Dans l’entretien qu’il a accordé à Diacritik, Antoine Gaudin évoque ce qui, selon lui, fait encore aujourd’hui la singularité et la beauté du cinéma de Jacques Tati.
Qu’est-ce que Jacques Tati apporte au cinéma et qui n’existait pas avant lui ?
Tout en s’inscrivant dans le sillage des grands cinéastes-interprètes du cinéma muet — Chaplin, Keaton, Lloyd, etc. — et en ayant, comme eux, imposé dans l’imaginaire collectif une figure visuelle immédiatement identifiable comme Monsieur Hulot, Jacques Tati a construit une œuvre burlesque fondée en grande partie sur un usage expressif du son.

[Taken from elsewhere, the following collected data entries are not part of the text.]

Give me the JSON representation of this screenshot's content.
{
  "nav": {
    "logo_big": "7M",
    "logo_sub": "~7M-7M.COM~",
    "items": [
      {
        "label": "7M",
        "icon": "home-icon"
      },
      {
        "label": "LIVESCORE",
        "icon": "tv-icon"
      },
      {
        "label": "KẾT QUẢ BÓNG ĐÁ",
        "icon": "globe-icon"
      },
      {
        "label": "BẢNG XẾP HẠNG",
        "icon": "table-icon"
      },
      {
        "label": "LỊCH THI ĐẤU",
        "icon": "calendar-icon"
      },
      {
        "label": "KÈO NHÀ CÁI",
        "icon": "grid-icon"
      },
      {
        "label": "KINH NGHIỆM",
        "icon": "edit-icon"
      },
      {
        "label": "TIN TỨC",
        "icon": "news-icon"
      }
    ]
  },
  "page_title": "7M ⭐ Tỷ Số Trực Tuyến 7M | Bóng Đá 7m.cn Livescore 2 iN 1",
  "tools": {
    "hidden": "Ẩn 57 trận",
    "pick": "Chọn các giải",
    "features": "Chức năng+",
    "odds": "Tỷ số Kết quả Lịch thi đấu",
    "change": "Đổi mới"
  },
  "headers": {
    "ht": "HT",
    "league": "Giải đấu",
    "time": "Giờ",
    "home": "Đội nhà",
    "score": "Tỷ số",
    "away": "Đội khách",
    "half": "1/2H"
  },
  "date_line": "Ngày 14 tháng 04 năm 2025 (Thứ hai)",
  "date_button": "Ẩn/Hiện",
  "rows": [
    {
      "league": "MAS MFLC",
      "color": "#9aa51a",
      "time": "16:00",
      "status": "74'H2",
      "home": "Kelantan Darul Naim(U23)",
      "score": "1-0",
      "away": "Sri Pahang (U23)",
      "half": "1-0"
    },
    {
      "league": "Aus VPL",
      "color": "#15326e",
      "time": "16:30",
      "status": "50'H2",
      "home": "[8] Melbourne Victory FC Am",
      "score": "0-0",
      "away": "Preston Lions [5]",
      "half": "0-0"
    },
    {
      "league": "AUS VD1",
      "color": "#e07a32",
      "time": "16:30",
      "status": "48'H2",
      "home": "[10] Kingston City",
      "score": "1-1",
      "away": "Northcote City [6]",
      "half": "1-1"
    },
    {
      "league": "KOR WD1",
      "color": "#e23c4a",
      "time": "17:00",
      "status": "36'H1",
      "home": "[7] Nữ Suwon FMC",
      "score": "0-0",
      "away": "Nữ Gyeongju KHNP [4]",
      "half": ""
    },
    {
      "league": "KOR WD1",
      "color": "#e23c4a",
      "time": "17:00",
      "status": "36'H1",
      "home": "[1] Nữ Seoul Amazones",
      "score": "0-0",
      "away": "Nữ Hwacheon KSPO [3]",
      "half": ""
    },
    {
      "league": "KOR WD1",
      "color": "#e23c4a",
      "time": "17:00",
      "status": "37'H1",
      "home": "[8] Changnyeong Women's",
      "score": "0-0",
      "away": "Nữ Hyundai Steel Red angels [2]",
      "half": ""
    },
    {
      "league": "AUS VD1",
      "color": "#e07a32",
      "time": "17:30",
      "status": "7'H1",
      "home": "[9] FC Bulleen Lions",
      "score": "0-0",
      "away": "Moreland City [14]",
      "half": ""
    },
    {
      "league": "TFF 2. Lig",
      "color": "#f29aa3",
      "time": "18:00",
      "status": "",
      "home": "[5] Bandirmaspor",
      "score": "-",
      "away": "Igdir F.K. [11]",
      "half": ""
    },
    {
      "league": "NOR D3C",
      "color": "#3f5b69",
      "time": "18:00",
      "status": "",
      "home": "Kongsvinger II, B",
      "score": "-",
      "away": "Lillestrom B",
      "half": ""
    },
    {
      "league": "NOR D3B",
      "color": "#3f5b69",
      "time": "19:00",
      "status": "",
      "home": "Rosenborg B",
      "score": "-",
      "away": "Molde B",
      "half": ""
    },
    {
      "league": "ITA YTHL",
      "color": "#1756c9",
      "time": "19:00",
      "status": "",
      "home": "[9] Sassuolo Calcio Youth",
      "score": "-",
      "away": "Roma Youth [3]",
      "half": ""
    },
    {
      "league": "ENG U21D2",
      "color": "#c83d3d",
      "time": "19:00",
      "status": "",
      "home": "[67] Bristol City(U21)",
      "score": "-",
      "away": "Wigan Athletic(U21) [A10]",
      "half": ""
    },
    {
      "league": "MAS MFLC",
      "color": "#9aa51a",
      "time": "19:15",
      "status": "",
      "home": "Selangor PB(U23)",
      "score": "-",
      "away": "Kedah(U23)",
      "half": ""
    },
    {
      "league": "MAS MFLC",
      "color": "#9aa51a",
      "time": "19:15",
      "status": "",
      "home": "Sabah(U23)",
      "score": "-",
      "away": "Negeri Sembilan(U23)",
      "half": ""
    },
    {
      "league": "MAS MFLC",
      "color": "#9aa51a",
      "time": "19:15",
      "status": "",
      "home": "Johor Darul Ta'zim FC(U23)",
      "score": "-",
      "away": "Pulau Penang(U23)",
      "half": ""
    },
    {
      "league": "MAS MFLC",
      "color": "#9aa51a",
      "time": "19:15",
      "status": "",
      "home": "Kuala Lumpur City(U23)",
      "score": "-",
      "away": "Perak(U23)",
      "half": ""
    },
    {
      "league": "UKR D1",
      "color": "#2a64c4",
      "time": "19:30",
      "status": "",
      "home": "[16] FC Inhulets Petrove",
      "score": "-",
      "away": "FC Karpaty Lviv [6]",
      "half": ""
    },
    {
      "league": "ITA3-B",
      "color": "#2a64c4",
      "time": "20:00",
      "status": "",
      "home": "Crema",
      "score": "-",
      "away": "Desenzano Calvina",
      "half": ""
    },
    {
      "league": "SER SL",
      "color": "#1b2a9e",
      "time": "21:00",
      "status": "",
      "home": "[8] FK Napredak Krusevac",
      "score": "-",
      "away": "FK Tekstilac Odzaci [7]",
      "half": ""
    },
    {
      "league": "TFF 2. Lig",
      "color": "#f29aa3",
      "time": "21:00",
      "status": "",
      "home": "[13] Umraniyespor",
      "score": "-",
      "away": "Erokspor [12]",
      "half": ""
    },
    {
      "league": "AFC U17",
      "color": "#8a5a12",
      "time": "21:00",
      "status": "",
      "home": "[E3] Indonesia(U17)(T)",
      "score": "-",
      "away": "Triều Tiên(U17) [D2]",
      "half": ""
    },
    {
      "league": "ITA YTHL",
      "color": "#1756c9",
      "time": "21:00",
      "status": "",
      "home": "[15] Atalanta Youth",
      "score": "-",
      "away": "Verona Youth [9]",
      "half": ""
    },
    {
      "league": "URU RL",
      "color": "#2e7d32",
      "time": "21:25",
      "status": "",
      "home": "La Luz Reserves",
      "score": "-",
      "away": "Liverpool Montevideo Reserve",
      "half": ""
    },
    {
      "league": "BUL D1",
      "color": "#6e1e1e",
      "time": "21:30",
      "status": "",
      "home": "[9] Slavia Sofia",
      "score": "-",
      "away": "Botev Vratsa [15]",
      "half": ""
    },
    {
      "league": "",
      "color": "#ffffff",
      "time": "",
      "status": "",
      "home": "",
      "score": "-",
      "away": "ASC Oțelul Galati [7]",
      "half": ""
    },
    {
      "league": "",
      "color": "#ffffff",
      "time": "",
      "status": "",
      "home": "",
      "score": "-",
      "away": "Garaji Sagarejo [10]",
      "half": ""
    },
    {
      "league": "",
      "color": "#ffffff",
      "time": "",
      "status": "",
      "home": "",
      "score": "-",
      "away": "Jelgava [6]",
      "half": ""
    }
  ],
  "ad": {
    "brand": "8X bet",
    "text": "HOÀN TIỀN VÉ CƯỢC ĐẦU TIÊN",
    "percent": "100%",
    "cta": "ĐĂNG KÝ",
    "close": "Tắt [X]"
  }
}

C’est là que se situent sans doute son principal apport et sa singularité majeure.
Ce n’était pas gagné d’avance, car le burlesque a longtemps été perçu comme un art avant tout visuel, reposant notamment sur la pantomime. Quant aux gags, leur réussite dépendait en grande partie d’une plasticité rythmique et spatiale « silencieuse », difficile à combiner avec l’exigence de réalisme amenée par le parlant. Cette soudaine « pesanteur » du monde sonore, déployée dans les salles de cinéma à partir des années 1930, pouvait ainsi donner l’impression de condamner l’énergie cinétique, la grâce des mouvements des grands burlesques muets.
D’ailleurs, hormis Chaplin — dont le statut de superstar lui a permis de continuer, tout au long des années 30, à réaliser des films majoritairement « muets » — la plupart des grands artistes du burlesque n’ont pas vraiment passé le cap du parlant. Leur héritage perdurait certes, chez les Marx Brothers par exemple, ou chez René Clair en France, mais dilué au sein d’une dynamique comique où les échanges verbaux se taillaient désormais la part du lion. Ainsi, longtemps considéré, dans son état « chimiquement pur », comme un genre filmique indissociable du muet, le burlesque cinématographique a trouvé avec Tati un second souffle inattendu.
Par quels moyens ?
Au moyen d’une science consommée des bruitages et en composant des environnements sonores étranges et radicaux, Tati a élaboré une poétique pleinement audio-visuelle, dans lequel la vie sonore des hommes et des objets est, au moins autant que leurs mouvements et leurs trajectoires visuels, source de gags et d’étonnement. Cela est d’autant plus remarquable que ce sont bien les bruits qui, par leur stylisation et leurs effets d’incongruité, retiennent l’attention au sein d’une bande-son largement émancipée de l’exigence naturaliste.
Le génie du running gag de la guêpe invisible de Jour de fête, ou de celui de la porte battante du restaurant des Vacances de Monsieur Hulot, notamment, tient à cela. Quant aux voix humaines, peu nombreuses et mixées très en retrait par rapport à la moyenne des films de fiction, elles fonctionnent elles aussi davantage sur le registre bruitiste — les personnages s’expriment avant tout par idiomes, borborygmes, automatismes, interjections… — que sur celui du discours construit. C’est moins le contenu verbal des paroles échangées qui intéresse Tati — d’ailleurs les dialogues en langues étrangères de Playtime et Trafic ne sont jamais sous-titrés — que leurs textures, leurs dynamiques, et ce qu’elles révèlent du caractère des personnages, de l’essence de leurs situations.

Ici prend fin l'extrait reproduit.